Saking terkenalnya ayahku, dia sering sekali diundang untuk tampil di televisi. Dia menjadi seorang selebritis—tentu saja sangat mengganggu, saat hubungannya berakhir dengan ibu dan juga semenjak kecelakaanku. Kehidupan kami menjadi sumber makanan para wartawan. Untung saja aku masih mempunyai nenek, dia yang menyelamatkan hidupku. Ketika aku diperbolehkan keluar dari rumah sakit, ayah meminta izin agar aku tinggal bersama nenek selama masa pemulihan— kupikir aku benar-benar pulih. Kembalinya aku menjalani aktivitasku seperti biasa menjadi mahasiswi, aku kembali sakit. Kasus bunuh diri yang menganggu—hantu laki-laki yang tidak kukenal, mengikutiku—barusan saja aku diteror dengan sebuah foto yang tiba-tiba saja berada di salah satu benda milikku. Kupikir semua beban hidupku akan berakhir semenjak aku pulih, ternyata dugaanku salah.


Beberapa jam lalu hujan baru saja turun, langit terlihat tidak bersemangat. Daun-daun berguguran mengotori halaman depan restoran—aku sudah berulang kali mengatakan kepada ayahku agar pohon itu lebih baik ditebang saja. Aku hanya khawatir bagaimana jika pohon itu tumbang karena angin, dan itu sangat bahaya karena letaknya sangat dekat dengan restoran.

 

Aku menatap dedaunan basah yang berjatuhan ke aspal, menatap bergantian ke pejalan kaki yang melewati depan restoran, menatap beberapa kali bus yang singgah di halte di seberang restoran—pemandangan-pemadangan yang membuatku nostalgia. Aku mencari sesuatu di sana ... aku tidak tahu apa yang sedang kucari. Namun, kakakku yang baru saja turun dari dalam bus dan tersenyum memandang ke arah jendela, tempat aku duduk, menyadarkanku akan suatu hal. Mungkinkah aku mencari seseorang? Senyum kakakku mengingatkanku akan sesuatu, mungkinkah itu Ibu?

 

Dia melambai ke arahku, dia terlihat bergitu ceria, lalu bergegas menyeberang menuju restoran.

 

Dari lantai dua tempatku berada, aku bisa mendengar suaranya yang heboh sekali. Dia menyapa satu per satu karyawan restoran dangan sangat ceria, dan terakhir, “Yah ...

 

Ayah ... anakmu lapar!” Wuah betapa kurang ajarnya sekali dia, datang-datang bukan menanyakan kabar ayah malah merengek minta makan.

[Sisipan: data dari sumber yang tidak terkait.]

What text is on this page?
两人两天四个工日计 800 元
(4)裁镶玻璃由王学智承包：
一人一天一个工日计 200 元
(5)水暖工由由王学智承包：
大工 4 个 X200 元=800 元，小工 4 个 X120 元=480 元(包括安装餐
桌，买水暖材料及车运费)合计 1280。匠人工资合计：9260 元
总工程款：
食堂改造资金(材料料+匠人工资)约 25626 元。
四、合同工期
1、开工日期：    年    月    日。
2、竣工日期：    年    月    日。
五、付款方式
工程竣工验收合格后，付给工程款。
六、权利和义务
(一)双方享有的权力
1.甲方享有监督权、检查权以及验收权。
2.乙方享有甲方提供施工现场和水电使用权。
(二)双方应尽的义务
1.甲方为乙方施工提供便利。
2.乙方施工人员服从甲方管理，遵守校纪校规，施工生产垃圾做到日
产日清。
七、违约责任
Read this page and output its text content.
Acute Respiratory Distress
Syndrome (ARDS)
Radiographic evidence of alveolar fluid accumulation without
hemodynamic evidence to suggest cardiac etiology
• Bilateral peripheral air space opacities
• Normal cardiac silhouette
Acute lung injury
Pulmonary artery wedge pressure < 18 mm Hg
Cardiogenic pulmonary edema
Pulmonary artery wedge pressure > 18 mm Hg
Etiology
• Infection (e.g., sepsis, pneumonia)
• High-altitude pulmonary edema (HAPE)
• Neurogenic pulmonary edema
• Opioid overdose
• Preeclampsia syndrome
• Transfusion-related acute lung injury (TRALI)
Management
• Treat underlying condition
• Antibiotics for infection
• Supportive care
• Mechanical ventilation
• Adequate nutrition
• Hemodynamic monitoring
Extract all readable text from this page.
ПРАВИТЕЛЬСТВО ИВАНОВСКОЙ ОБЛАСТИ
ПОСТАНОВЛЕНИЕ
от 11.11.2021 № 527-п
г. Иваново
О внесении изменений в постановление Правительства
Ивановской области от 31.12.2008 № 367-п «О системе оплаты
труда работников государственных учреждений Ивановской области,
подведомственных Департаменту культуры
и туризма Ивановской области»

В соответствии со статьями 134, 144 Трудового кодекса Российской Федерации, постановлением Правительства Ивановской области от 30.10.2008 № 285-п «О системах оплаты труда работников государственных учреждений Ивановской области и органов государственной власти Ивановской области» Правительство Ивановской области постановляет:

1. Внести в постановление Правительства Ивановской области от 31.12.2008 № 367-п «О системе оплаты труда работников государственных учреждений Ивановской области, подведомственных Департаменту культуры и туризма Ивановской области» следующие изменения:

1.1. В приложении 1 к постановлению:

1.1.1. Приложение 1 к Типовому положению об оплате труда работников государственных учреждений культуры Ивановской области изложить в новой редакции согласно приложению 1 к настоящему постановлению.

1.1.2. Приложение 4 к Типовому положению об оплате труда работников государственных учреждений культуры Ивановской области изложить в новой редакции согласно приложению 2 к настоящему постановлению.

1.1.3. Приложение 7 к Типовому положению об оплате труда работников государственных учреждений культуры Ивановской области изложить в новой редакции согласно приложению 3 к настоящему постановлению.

Dia berlari menyusuri tangga dan menemukanku di sudut ruangan. “Hei cebol!” serunya lalu dengan cepat merangsek duduk di sampingku—di sofa kecil untuk dua orang.

 

“Duduklah sendiri di sana!” keluhku sambil mendorongnya menjauh.

 

“Kenapa kau jadi jahat begini?” Dia menunjukkan wajah cemberutnya—tidak sesuai dengan umurnya.

 

“Kurasa ada yang berbeda denganmu—kau mandi?” Aku menatapnya curiga.

 

“Kau pikir, aku tidak pernah mandi?!”

 

“Kau tidak pernah mandi kalau bertemu denganku ....”

 

Aku mengendus-endus baju dan badannya. “Mulai kapan kau berubah menjadi normal?”

 

“Wuah ... jaga ucapanmu. Bagaimana bisa kau katakan itu kepada kakakmu!”

 

“Ooooh ....” Aku menatapnya curiga. “Antara dua

 

kemungkinan—pertama, kau tidak ada kerjaan jadi kau bisa mandi, atau kedua, kau sedang naksir seseorang! Yang mana satu!” tuntutku.

 

Dia tersenyum malu, lalu memperbaiki cara duduknya, dengan anggunnya membuka mantelnya dan menempatkan di samping bangku, berlagak seperti pria dewasa yang aneh bagiku yang merupakkan adiknya yang sudah tahu hitamnya dia.

 

“Jangan bertingkah aneh begitu,” kataku geli, lalu begeser merapat ke dekat jendela. Tidak lama kemudian ayahku datang, membawa senampan makanan yang berisi macam-macam menu. “Oh, kenapa Ayah yang mengantar makanan?”

 

“Anakku kelaparan,” jawabnya dengan wajah penuh senyuman. Lalu menaruh nampan penuh itu di depan kami.

 

“Betapa kurang ajarnya kau! Ingat kau sudah tua! Bisa-bisanya kau menyuruh Ayah yang mengantarkan makanan buatmu!” protesku sambil memukul lengannya.

 

“Aku tidak tahu kalau Ayah yang mengantarnya sendiri,” dia membela diri sambil menghindari pukulanku.